In November, our lawyer and landlord had communication about the early termination of the lease, and said they would fix everything making the house non-livable. Some issues including the bathroom flooring were in the process of being fixed. Our landlord then proceeded to show up to our house past 8:00 p.m. on a weeknight unannounced. My housemates that had tracked our situation best walked them through the house to show every little thing we had notified him about. The landlord was given an extreme talking to about how messed up our situation was, and that we’ve been under undue hardship for multiple months. By the end of the evening, they verbally agreed to let us out early.

We began preparing the exterior of the house for showing because our landlord still wanted to get the house filled somehow. Somehow this civil engineer landlord of ours believed our house was still livable after being inside it for half an hour and worth letting others live in.

Workers came and went throughout November, often not coming when they said they would. This caused a housemate who was working this semester to lose some pay because they had to stay home to wait for workers who never came. Later that month, our landlord said everything was fixed. Our lawyer then personally came to our house to see for themselves, and could easily tell the landlord was lying.
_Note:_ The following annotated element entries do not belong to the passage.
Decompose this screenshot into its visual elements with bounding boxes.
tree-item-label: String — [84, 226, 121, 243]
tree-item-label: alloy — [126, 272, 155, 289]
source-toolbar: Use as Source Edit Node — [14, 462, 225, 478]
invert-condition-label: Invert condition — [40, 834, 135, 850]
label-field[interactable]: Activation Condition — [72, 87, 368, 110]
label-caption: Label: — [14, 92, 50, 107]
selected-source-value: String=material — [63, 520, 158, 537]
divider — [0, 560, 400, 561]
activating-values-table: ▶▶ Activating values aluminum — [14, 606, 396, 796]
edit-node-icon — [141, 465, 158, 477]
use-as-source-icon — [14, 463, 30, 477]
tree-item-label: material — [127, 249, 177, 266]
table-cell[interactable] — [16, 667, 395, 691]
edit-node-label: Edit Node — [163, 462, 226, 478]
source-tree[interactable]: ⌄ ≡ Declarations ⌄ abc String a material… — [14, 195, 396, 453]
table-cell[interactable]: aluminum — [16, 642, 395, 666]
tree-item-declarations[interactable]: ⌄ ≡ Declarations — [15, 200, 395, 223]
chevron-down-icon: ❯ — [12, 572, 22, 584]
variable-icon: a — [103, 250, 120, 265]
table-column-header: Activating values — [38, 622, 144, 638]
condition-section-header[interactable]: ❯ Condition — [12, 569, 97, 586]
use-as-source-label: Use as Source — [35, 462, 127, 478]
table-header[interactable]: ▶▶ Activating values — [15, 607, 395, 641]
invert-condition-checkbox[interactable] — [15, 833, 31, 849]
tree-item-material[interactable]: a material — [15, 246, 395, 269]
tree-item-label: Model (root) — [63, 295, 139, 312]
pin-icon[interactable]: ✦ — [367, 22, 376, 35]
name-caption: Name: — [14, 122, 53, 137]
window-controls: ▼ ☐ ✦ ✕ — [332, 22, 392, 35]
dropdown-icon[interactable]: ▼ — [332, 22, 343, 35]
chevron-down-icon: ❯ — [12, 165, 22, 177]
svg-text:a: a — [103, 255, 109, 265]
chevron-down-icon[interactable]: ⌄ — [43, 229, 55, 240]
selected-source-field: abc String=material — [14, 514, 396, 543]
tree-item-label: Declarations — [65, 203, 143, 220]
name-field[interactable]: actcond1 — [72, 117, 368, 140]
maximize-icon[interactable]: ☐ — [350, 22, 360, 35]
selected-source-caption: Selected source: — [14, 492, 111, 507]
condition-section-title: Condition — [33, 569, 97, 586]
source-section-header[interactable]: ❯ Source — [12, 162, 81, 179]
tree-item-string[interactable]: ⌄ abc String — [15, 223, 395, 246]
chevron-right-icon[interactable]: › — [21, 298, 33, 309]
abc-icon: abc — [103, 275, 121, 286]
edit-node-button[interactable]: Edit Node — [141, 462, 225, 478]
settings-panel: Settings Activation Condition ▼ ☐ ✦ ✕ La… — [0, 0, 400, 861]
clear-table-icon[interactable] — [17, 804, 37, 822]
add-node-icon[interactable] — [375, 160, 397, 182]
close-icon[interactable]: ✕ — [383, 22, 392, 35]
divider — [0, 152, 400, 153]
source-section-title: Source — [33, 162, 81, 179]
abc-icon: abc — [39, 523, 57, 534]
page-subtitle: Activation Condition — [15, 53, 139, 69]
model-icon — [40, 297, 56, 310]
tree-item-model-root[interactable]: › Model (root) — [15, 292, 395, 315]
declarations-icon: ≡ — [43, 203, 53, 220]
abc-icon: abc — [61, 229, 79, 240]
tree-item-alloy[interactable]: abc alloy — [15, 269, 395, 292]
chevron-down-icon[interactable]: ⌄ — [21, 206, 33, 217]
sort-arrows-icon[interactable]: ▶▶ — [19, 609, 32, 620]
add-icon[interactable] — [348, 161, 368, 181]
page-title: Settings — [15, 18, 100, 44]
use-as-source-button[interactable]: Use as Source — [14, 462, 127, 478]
Our lawyer then sent both a settlement letter and a demand to release us from the lease simultaneously to ensure our landlord had to respond to one of them.

To that, our landlord responded threatening to sue us all individually, the only thing we didn’t have the resources to do. We were stuck.

So, we continue living in the house. The City eventually made their inspection of the house during winter break and are taking our landlord to court for at least eight citations. According to the City, that process can take up to six months. For us, that means no resolution could come until after we’ve moved out in July.

It’s an awful situation. None of us are pleased about it. 

The housemate who temporarily was at Woodruff did move back in for a month or so after most of the mold was cleaned up. 

But, because that room is so vulnerable to moisture and humidity from outside the house, mildew constantly has been spreading in that room, which has caused further damage into 2022. 

The damage in that room includes destroyed luggage, warped furniture, destroyed clothing, and constant health issues to our housemate. 

For their own health, they had to move out and we are volunteering to cover their rent. 

All of this to obviously say, be careful who your landlord is. Do your research. What we’ve been through is not representative of the average Home Park experience. For those wanting to move into Home Park, I hope this story is both enlightening and also not a deterrent from moving to the neighborhood. 

The positives I’ve experienced in this neighborhood far outweigh the harm this story has caused me and my friends. 

Community can be built. Good landlords do exist here, some even live here. 

Many friends came to our aid during the last year, to whom we are eternally grateful.